Asisto atónita a quienes encuentran una salida a la encerrona de la evidencia, otorgando a quienes nos gobiernan una absolución moral y por ende política que sólo confirma que las mentes están secuestradas por la ideología. A ambos lados.
Es tal la sarna ideológica, que se ha comido la piel que recubría nuestras dudas. Así, nuestro cerebro pone en cuarentena cualquier información publicada por "los otros" que afecte a aquellos gobernantes que consideramos piensan como nosotros (cosa que nunca ocurre), y se cree sin resquicio alguno para la duda todo lo malo que digan "los nuestros" de "los otros". Y así construimos la verdad. Y la mentira. Lejos de la razón.
Decía Ortega, para quienes los de derechas creen que era un poco rojo, y los de izquierdas que no lo fue suficiente, que ser de derechas o de izquierdas era poco más o menos que un modo de hemiplejía más.
A Ortega simplemente hay que asomarse para recuperar la cordura del sentido común. Del pensamiento libre. De la razón. Sería increíble poder vivir, simplemente, exigiendo una gestión honrada y con sentido común a quienes nos gobiernan, importándonos un bledo si leen a Brecht, a Chomsky o a Santa Teresa de Jesús.
Y así andamos.
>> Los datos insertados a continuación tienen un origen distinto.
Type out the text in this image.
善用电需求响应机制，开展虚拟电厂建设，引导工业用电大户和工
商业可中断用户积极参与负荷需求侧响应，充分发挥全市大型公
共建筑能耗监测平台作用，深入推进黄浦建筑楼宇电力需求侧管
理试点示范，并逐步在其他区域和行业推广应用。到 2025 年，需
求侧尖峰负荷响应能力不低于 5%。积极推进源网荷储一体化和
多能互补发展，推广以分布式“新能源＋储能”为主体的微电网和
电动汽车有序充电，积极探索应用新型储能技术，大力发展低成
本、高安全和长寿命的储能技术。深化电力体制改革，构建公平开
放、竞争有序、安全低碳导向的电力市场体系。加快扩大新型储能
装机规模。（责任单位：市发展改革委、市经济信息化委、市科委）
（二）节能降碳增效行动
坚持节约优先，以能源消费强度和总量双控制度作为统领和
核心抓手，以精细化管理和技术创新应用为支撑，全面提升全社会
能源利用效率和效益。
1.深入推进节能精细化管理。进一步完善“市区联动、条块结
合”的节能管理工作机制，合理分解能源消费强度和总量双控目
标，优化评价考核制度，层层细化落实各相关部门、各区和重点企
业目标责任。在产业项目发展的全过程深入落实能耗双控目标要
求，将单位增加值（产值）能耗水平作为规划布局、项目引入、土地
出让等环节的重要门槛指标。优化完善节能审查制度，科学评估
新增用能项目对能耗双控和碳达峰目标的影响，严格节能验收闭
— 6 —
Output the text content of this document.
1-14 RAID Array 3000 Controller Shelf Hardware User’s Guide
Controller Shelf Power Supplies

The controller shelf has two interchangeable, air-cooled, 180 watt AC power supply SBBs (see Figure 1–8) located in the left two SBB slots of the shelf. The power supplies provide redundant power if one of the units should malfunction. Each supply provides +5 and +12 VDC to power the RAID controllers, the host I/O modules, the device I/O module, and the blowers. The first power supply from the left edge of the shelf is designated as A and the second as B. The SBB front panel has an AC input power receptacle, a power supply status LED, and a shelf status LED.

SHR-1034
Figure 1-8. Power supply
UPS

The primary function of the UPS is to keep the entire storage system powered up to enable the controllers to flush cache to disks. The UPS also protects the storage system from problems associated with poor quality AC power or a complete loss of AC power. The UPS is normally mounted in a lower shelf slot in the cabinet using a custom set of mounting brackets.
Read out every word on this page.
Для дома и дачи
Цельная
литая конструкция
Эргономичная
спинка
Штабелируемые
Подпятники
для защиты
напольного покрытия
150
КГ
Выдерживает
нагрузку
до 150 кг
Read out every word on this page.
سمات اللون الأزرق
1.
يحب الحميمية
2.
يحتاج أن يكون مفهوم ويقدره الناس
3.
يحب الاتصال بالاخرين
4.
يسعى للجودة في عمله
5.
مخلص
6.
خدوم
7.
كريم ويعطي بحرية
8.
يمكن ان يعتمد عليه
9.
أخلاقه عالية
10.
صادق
En pleno siglo XIX. Cada cual encuentra su razonamiento perfecto para justificar "a los suyos". Mientras, el mundo gira y la falta de decisiones acertadas deja por el camino un reguero de inocentes, víctimas de un sistema creado por y para prostituir la soberanía nacional: ya no somos nosotros quienes les decimos qué tienen que hacer. Son ellos quienes imponen sus decisiones según les convenga, alejadas de lo que prometieron en sus programas electorales.
Hay un ejercicio muy próximo a llevar a nuestra libertad de pensamiento a un gimnasio: cambiar el nombre al "culpable" del titular, por uno "del otro lado". Si nos sigue pareciendo mal, es que probablemente lo sea.
A una le habría gustado haberles podido escribir como David Mejía o como lo hacía el bueno de Gistau, pero me van a disculpar la torpeza.